If you’re wondering why it takes a consultant to answer such a basic question, and why so many local governments spend taxpayer funds on so many consultants, consider a recent column by Chad Adams, director of JLF’s Center for Local Innovation. In discussing the broader issue of consultants (not the specific case in Durham), he calls consultants “modern day gunslingers.” Below is part of Adams’ commentary. You’ll find the entire column here.

Counties and cities are particularly prone to the mysticism of consultants. For whatever reasons they seem to believe that an outside consultant has the objectivity and expertise to provide a solution to a perceived problem. And it’s probably a sound strategy for the manager if you think about it. With the consultant, the manager or superintendent escape the local charge of having a political agenda. So too do local elected officials. When the consultant says you need a big expensive building or school, each has plausible deniability with respect to the new spending request. In short, consultants have quite a racket.

It gets even funnier when different boards with different desires hire consultants to come up with different solutions. For instance, if a school board has hired a consultant to say they need a massive demolition/rebuild for an existing school and the county commissioners consider hiring a firm to say they don’t or can do it for less.
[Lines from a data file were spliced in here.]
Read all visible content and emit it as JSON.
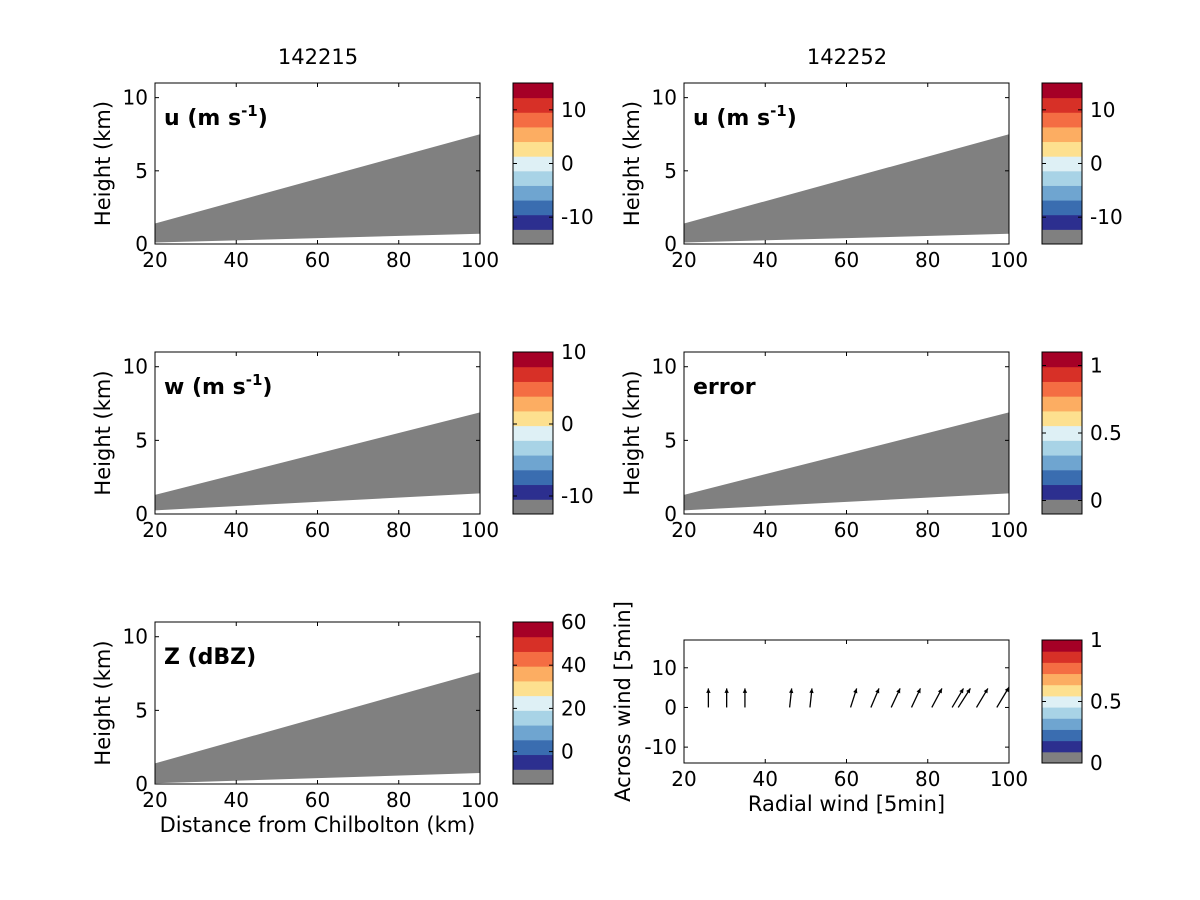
{
  "figure": {
    "column_titles": [
      "142215",
      "142252"
    ]
  },
  "colors": {
    "no_data": "#808080",
    "colormap": [
      "#2c2f8f",
      "#3a6db0",
      "#6fa5d0",
      "#a8d3e6",
      "#def0f5",
      "#fde08f",
      "#fcad62",
      "#f46d43",
      "#d73027",
      "#a50026"
    ]
  },
  "chart_data": [
    {
      "type": "heatmap",
      "panel": "top-left",
      "label": "u (m s-1)",
      "label_main": "u (m s",
      "label_sup": "-1",
      "label_tail": ")",
      "title": "142215",
      "xlabel": "",
      "ylabel": "Height (km)",
      "xlim": [
        20,
        100
      ],
      "ylim": [
        0,
        11
      ],
      "xticks": [
        "20",
        "40",
        "60",
        "80",
        "100"
      ],
      "yticks": [
        "0",
        "5",
        "10"
      ],
      "field": {
        "x": [
          20,
          100
        ],
        "top": [
          1.4,
          7.5
        ],
        "bottom": [
          0.1,
          0.7
        ],
        "value": "no data (grey)"
      },
      "colorbar": {
        "ticks": [
          "10",
          "0",
          "-10"
        ],
        "tick_values": [
          10,
          0,
          -10
        ],
        "range": [
          -15,
          15
        ]
      }
    },
    {
      "type": "heatmap",
      "panel": "top-right",
      "label": "u (m s-1)",
      "label_main": "u (m s",
      "label_sup": "-1",
      "label_tail": ")",
      "title": "142252",
      "xlabel": "",
      "ylabel": "Height (km)",
      "xlim": [
        20,
        100
      ],
      "ylim": [
        0,
        11
      ],
      "xticks": [
        "20",
        "40",
        "60",
        "80",
        "100"
      ],
      "yticks": [
        "0",
        "5",
        "10"
      ],
      "field": {
        "x": [
          20,
          100
        ],
        "top": [
          1.4,
          7.5
        ],
        "bottom": [
          0.1,
          0.7
        ],
        "value": "no data (grey)"
      },
      "colorbar": {
        "ticks": [
          "10",
          "0",
          "-10"
        ],
        "tick_values": [
          10,
          0,
          -10
        ],
        "range": [
          -15,
          15
        ]
      }
    },
    {
      "type": "heatmap",
      "panel": "middle-left",
      "label": "w (m s-1)",
      "label_main": "w (m s",
      "label_sup": "-1",
      "label_tail": ")",
      "xlabel": "",
      "ylabel": "Height (km)",
      "xlim": [
        20,
        100
      ],
      "ylim": [
        0,
        11
      ],
      "xticks": [
        "20",
        "40",
        "60",
        "80",
        "100"
      ],
      "yticks": [
        "0",
        "5",
        "10"
      ],
      "field": {
        "x": [
          20,
          100
        ],
        "top": [
          1.3,
          6.9
        ],
        "bottom": [
          0.25,
          1.4
        ],
        "value": "no data (grey)"
      },
      "colorbar": {
        "ticks": [
          "10",
          "0",
          "-10"
        ],
        "tick_values": [
          10,
          0,
          -10
        ],
        "range": [
          -12.5,
          10
        ]
      }
    },
    {
      "type": "heatmap",
      "panel": "middle-right",
      "label": "error",
      "label_main": "error",
      "label_sup": "",
      "label_tail": "",
      "xlabel": "",
      "ylabel": "Height (km)",
      "xlim": [
        20,
        100
      ],
      "ylim": [
        0,
        11
      ],
      "xticks": [
        "20",
        "40",
        "60",
        "80",
        "100"
      ],
      "yticks": [
        "0",
        "5",
        "10"
      ],
      "field": {
        "x": [
          20,
          100
        ],
        "top": [
          1.3,
          6.9
        ],
        "bottom": [
          0.25,
          1.4
        ],
        "value": "no data (grey)"
      },
      "colorbar": {
        "ticks": [
          "1",
          "0.5",
          "0"
        ],
        "tick_values": [
          1,
          0.5,
          0
        ],
        "range": [
          -0.1,
          1.1
        ]
      }
    },
    {
      "type": "heatmap",
      "panel": "bottom-left",
      "label": "Z (dBZ)",
      "label_main": "Z (dBZ)",
      "label_sup": "",
      "label_tail": "",
      "xlabel": "Distance from Chilbolton (km)",
      "ylabel": "Height (km)",
      "xlim": [
        20,
        100
      ],
      "ylim": [
        0,
        11
      ],
      "xticks": [
        "20",
        "40",
        "60",
        "80",
        "100"
      ],
      "yticks": [
        "0",
        "5",
        "10"
      ],
      "field": {
        "x": [
          20,
          100
        ],
        "top": [
          1.4,
          7.6
        ],
        "bottom": [
          0.05,
          0.75
        ],
        "value": "no data (grey)"
      },
      "colorbar": {
        "ticks": [
          "60",
          "40",
          "20",
          "0"
        ],
        "tick_values": [
          60,
          40,
          20,
          0
        ],
        "range": [
          -15,
          60
        ]
      }
    },
    {
      "type": "scatter",
      "panel": "bottom-right",
      "subtype": "quiver",
      "xlabel": "Radial wind [5min]",
      "ylabel": "Across wind [5min]",
      "xlim": [
        20,
        100
      ],
      "ylim": [
        -14,
        17
      ],
      "xticks": [
        "20",
        "40",
        "60",
        "80",
        "100"
      ],
      "yticks": [
        "10",
        "0",
        "-10"
      ],
      "vectors": [
        {
          "x": 26,
          "y": 0,
          "u": 0.0,
          "v": 3.0
        },
        {
          "x": 30.5,
          "y": 0,
          "u": 0.0,
          "v": 3.0
        },
        {
          "x": 35,
          "y": 0,
          "u": 0.0,
          "v": 3.0
        },
        {
          "x": 46,
          "y": 0,
          "u": 0.5,
          "v": 3.0
        },
        {
          "x": 51,
          "y": 0,
          "u": 0.5,
          "v": 3.0
        },
        {
          "x": 61,
          "y": 0,
          "u": 1.5,
          "v": 3.0
        },
        {
          "x": 66,
          "y": 0,
          "u": 2.0,
          "v": 3.0
        },
        {
          "x": 71,
          "y": 0,
          "u": 2.2,
          "v": 3.0
        },
        {
          "x": 76,
          "y": 0,
          "u": 2.2,
          "v": 3.0
        },
        {
          "x": 81,
          "y": 0,
          "u": 2.5,
          "v": 3.0
        },
        {
          "x": 86,
          "y": 0,
          "u": 2.8,
          "v": 3.0
        },
        {
          "x": 87.5,
          "y": 0,
          "u": 3.0,
          "v": 3.0
        },
        {
          "x": 92,
          "y": 0,
          "u": 2.8,
          "v": 3.0
        },
        {
          "x": 97,
          "y": 0,
          "u": 3.0,
          "v": 3.2
        }
      ],
      "colorbar": {
        "ticks": [
          "1",
          "0.5",
          "0"
        ],
        "tick_values": [
          1,
          0.5,
          0
        ],
        "range": [
          0,
          1
        ]
      }
    }
  ]
}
Firms like Moody’s, who do bond ratings, have to look into these studies and a particular entities ability to spend money. “The assumptions that go into feasibility studies are the problem,” says Anne Van Praagh of Moody’s. “The outside firms have no financial stake in the business.”

And that’s the crux of the issue. Consultants are the PT Barnum’s of our day. They come to town, give you a study saying you need whatever conclusion you want and walk away with your money. They may be useful, but they lack any type of risk with their solutions. They could care less about the cost of their proposals, the tax burden, the business impact. And they shouldn’t, that’s not what they were hired to do.